Related Rates involving Cosine Law

[Cardinality]

For problem: See Attachment

I've never done a problem of this sort and it's proving to be much more difficult compared to the other problems I have had assigned to me.
I'm not entirely sure which formulas to use but I've been playing with the following:
Length of Arc = r$\theta$
A = $\pi$r^2
C = $\pi$d = 2$\pi$r
A of Sector= 1/2($\theta$-Sin$\theta$)r^2
And the Cosine Law

Being honest, I'm a little confused by the question. I'm not entirely sure if I labelled my variables correctly. But I made a diagram and this is what I did so far:

- L = r$\theta$
So: dL/dt = dr/dt x d$\theta$/dt
I assumed the walking speed on the surface was dL/dt. Therefore, dL/dt = 4.
I assumed d$\theta$/dt = 4 m/s x 2$\pi$ rad/m = 8.
Therefore, I was able to calculate that dr/dt = 1/2.

I differentiated the cosine formula just to give myself a general idea of what I had to work with, but with two variable side lengths and an unknown $\theta$ I was at a loss.
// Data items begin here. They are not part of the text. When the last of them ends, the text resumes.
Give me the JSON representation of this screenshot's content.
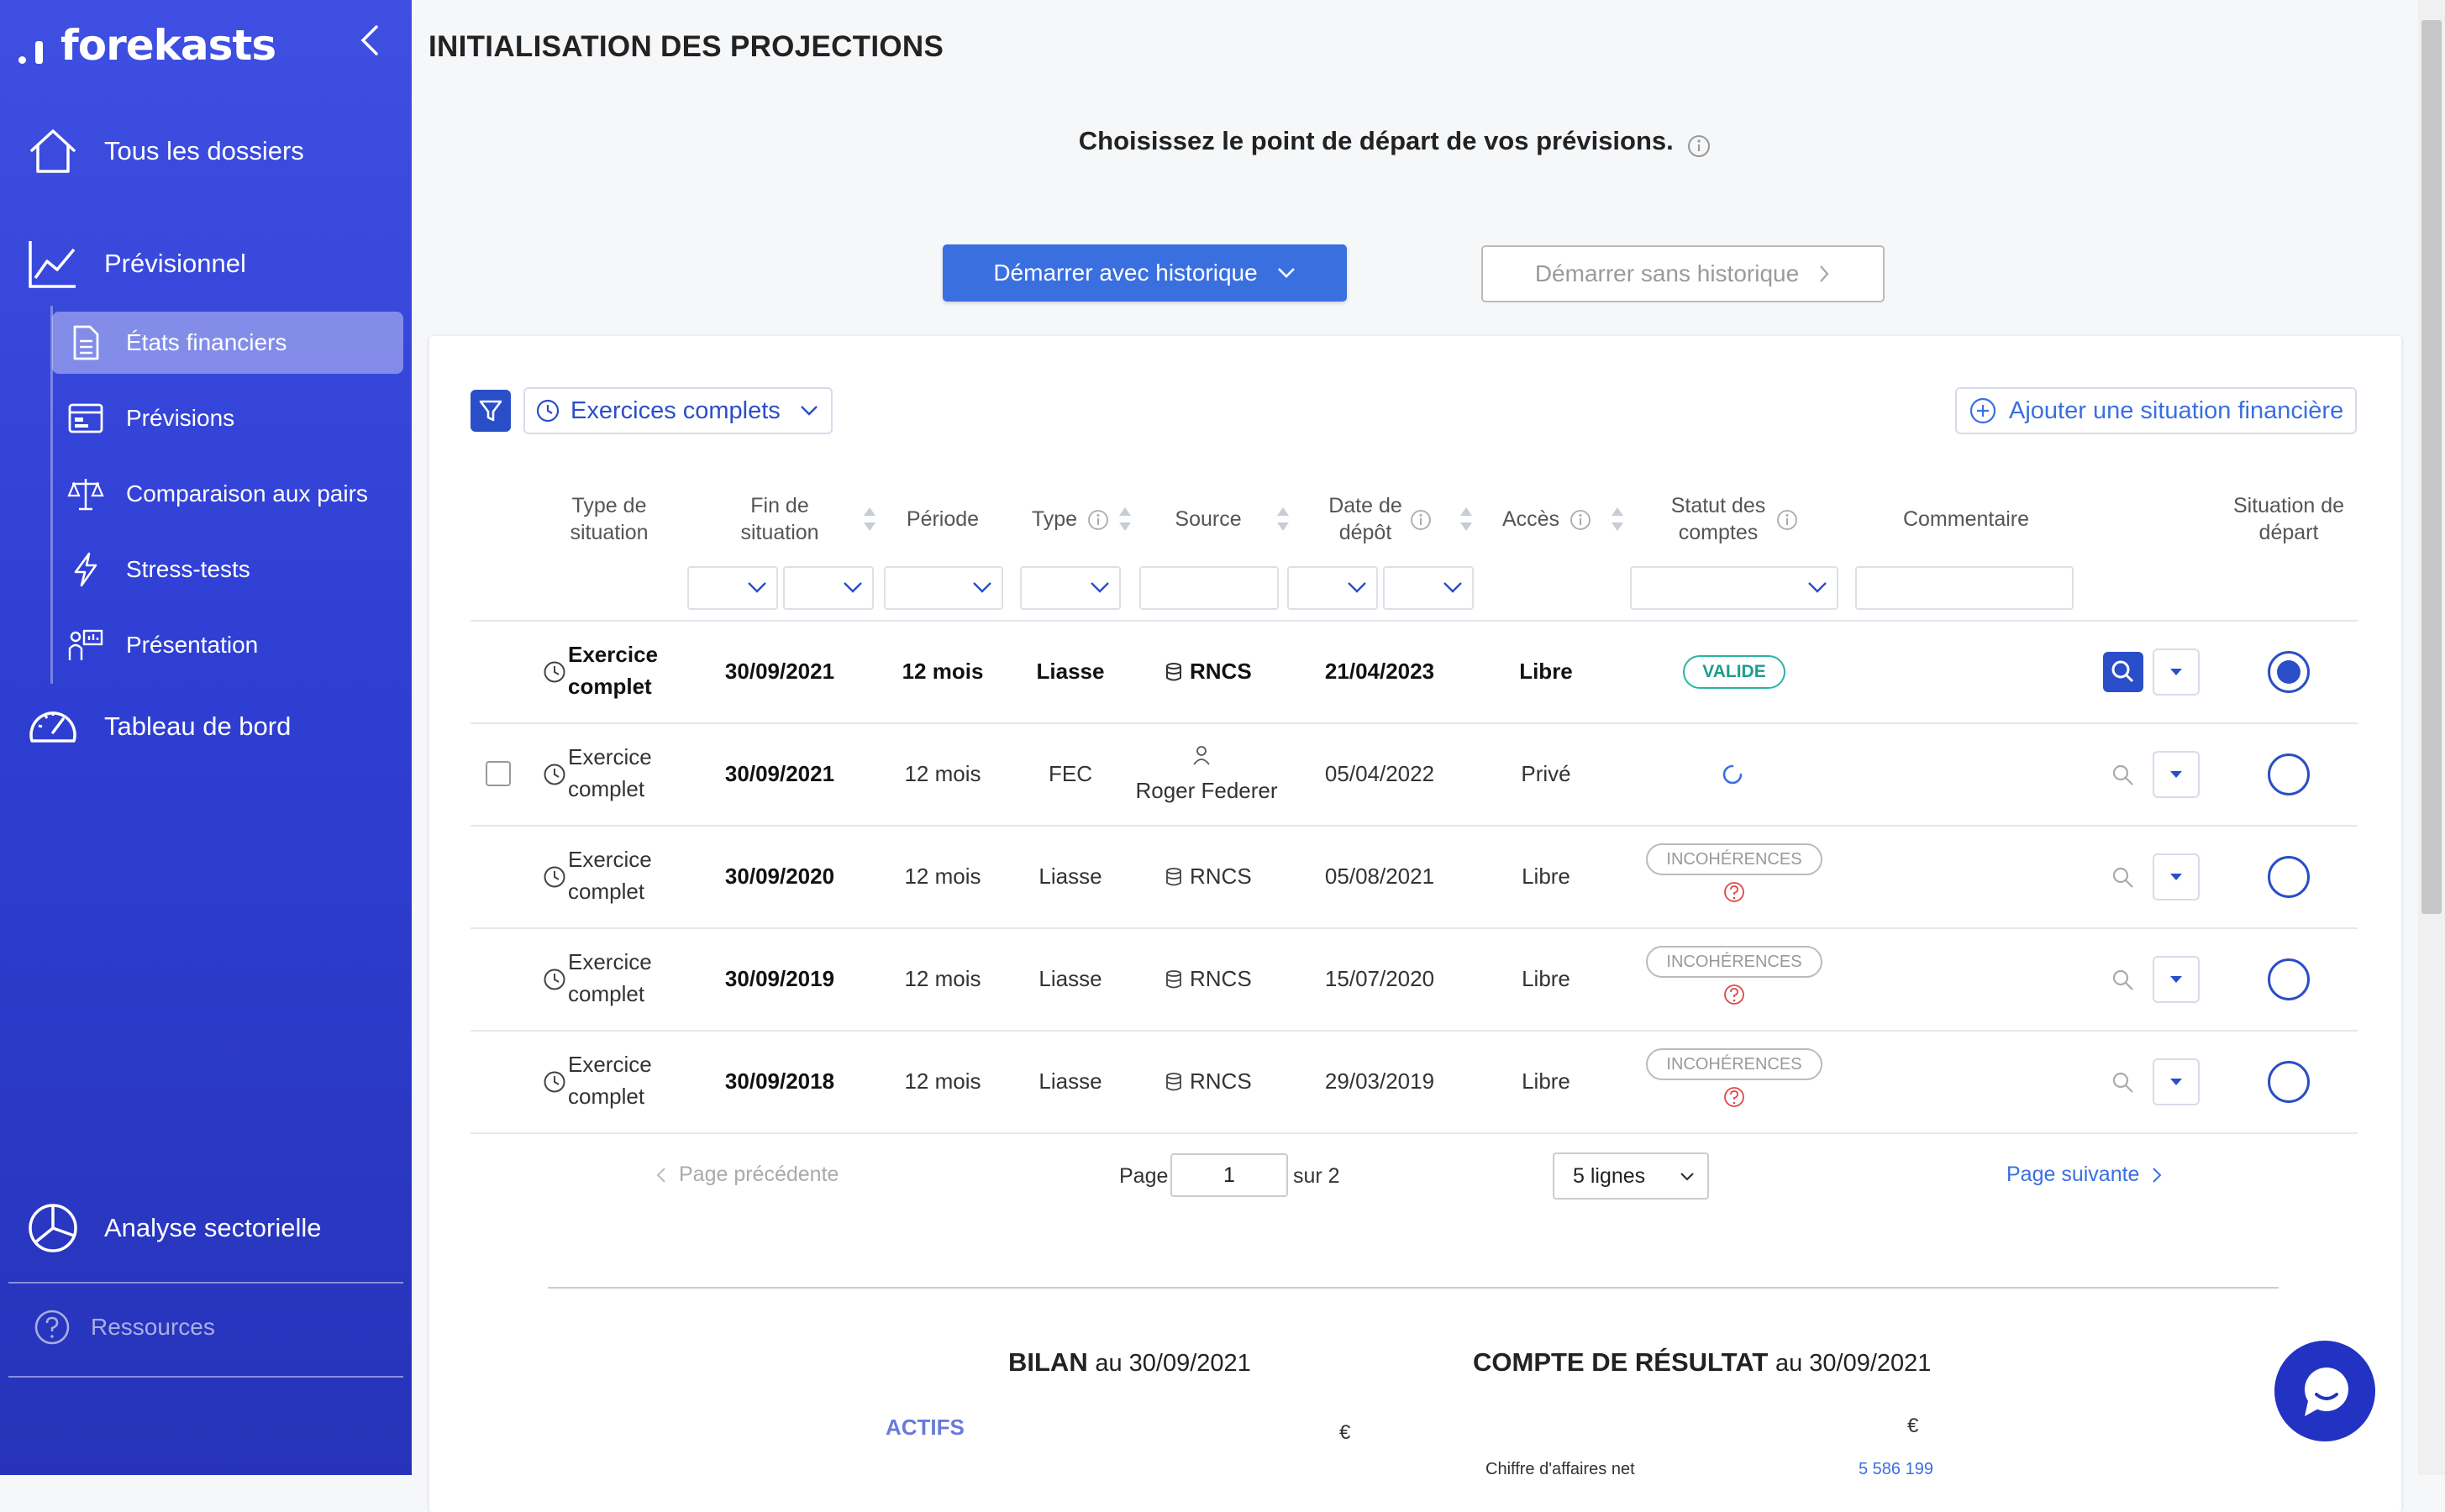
{
  "brand": {
    "name": "forekasts"
  },
  "sidebar": {
    "main_items": [
      {
        "label": "Tous les dossiers",
        "icon": "home-icon"
      },
      {
        "label": "Prévisionnel",
        "icon": "line-chart-icon"
      },
      {
        "label": "Tableau de bord",
        "icon": "gauge-icon"
      },
      {
        "label": "Analyse sectorielle",
        "icon": "pie-chart-icon"
      }
    ],
    "sub_items": [
      {
        "label": "États financiers",
        "icon": "document-icon",
        "active": true
      },
      {
        "label": "Prévisions",
        "icon": "calendar-card-icon"
      },
      {
        "label": "Comparaison aux pairs",
        "icon": "scale-icon"
      },
      {
        "label": "Stress-tests",
        "icon": "lightning-icon"
      },
      {
        "label": "Présentation",
        "icon": "presentation-icon"
      }
    ],
    "resources_label": "Ressources"
  },
  "page": {
    "title": "INITIALISATION DES PROJECTIONS",
    "subtitle": "Choisissez le point de départ de vos prévisions.",
    "start_with_history": "Démarrer avec historique",
    "start_without_history": "Démarrer sans historique"
  },
  "toolbar": {
    "period_filter": "Exercices complets",
    "add_situation": "Ajouter une situation financière"
  },
  "table": {
    "headers": {
      "type_situation": "Type de situation",
      "fin_situation": "Fin de situation",
      "periode": "Période",
      "type": "Type",
      "source": "Source",
      "date_depot": "Date de dépôt",
      "acces": "Accès",
      "statut": "Statut des comptes",
      "commentaire": "Commentaire",
      "situation_depart": "Situation de départ"
    },
    "rows": [
      {
        "type_situation": "Exercice complet",
        "fin": "30/09/2021",
        "periode": "12 mois",
        "type": "Liasse",
        "source": "RNCS",
        "date_depot": "21/04/2023",
        "acces": "Libre",
        "statut": "VALIDE",
        "selected": true
      },
      {
        "type_situation": "Exercice complet",
        "fin": "30/09/2021",
        "periode": "12 mois",
        "type": "FEC",
        "source": "Roger Federer",
        "date_depot": "05/04/2022",
        "acces": "Privé",
        "statut": ""
      },
      {
        "type_situation": "Exercice complet",
        "fin": "30/09/2020",
        "periode": "12 mois",
        "type": "Liasse",
        "source": "RNCS",
        "date_depot": "05/08/2021",
        "acces": "Libre",
        "statut": "INCOHÉRENCES"
      },
      {
        "type_situation": "Exercice complet",
        "fin": "30/09/2019",
        "periode": "12 mois",
        "type": "Liasse",
        "source": "RNCS",
        "date_depot": "15/07/2020",
        "acces": "Libre",
        "statut": "INCOHÉRENCES"
      },
      {
        "type_situation": "Exercice complet",
        "fin": "30/09/2018",
        "periode": "12 mois",
        "type": "Liasse",
        "source": "RNCS",
        "date_depot": "29/03/2019",
        "acces": "Libre",
        "statut": "INCOHÉRENCES"
      }
    ]
  },
  "pagination": {
    "prev": "Page précédente",
    "page_label": "Page",
    "current": "1",
    "of_label": "sur 2",
    "lines": "5 lignes",
    "next": "Page suivante"
  },
  "bilan": {
    "title": "BILAN",
    "date": "au 30/09/2021",
    "actifs": "ACTIFS",
    "currency": "€"
  },
  "compte": {
    "title": "COMPTE DE RÉSULTAT",
    "date": "au 30/09/2021",
    "currency": "€",
    "ca_label": "Chiffre d'affaires net",
    "ca_value": "5 586 199"
  },
  "colors": {
    "sidebar": "#2f3fd3",
    "primary": "#3a6fe0",
    "accent": "#2a4ec7",
    "valid": "#2bb3a3",
    "error": "#e04545"
  }
}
Note: After quite a bit of searching, this was the closest value I found to help me out.

But in this example, a value for theta is given and two side lengths are known.

I think my main problem may be understanding the question. If someone could clarify it and give me some pointers that would be great!

Thanks!

 

[STEMucator]

Edit: Nvm

 

[LCKurtz]

For problem: See Attachment

I've never done a problem of this sort and it's proving to be much more difficult compared to the other problems I have had assigned to me.
I'm not entirely sure which formulas to use but I've been playing with the following:
Length of Arc = r$\theta$
A = $\pi$r^2
C = $\pi$d = 2$\pi$r
A of Sector= 1/2($\theta$-Sin$\theta$)r^2
And the Cosine Law

It is pretty pointless just to write down formulas willy-nilly. You need to draw a picture and figure out a formula for what you are trying to maximize or minimize. And this problem has nothing to do with areas.

Being honest, I'm a little confused by the question. I'm not entirely sure if I labelled my variables correctly. But I made a diagram and this is what I did so far:

- L = r$\theta$
So: dL/dt = dr/dt x d$\theta$/dt
I assumed the walking speed on the surface was dL/dt. Therefore, dL/dt = 4.
I assumed d$\theta$/dt = 4 m/s x 2$\pi$ rad/m = 8.
Therefore, I was able to calculate that dr/dt = 1/2.

I differentiated the cosine formula just to give myself a general idea of what I had to work with, but with two variable side lengths and an unknown $\theta$ I was at a loss.

Thanks!

Without seeing your diagram, how are we supposed to follow that? And given that the radius of the circle is 20, clearly finding dr/dt = 1/2 is nonsense. Here's what I suggest you do:

1. Draw a circle at the origin with A at (20,0) and B at (-20,0). Label a point on the upper circumference as C with polar angle $\theta$. Label the arc from A to C as $s$ and the straight line from C to B as $l$. So the runner/swimmer is going to run around the circle from A to the unknown point C along $s$, then swim directly from C to B along $l$.

2. Write an equation for the time $T$ it takes for him to run/swim that path. Only then are you ready to differentiate with respect to time $t$ and minimize $T$.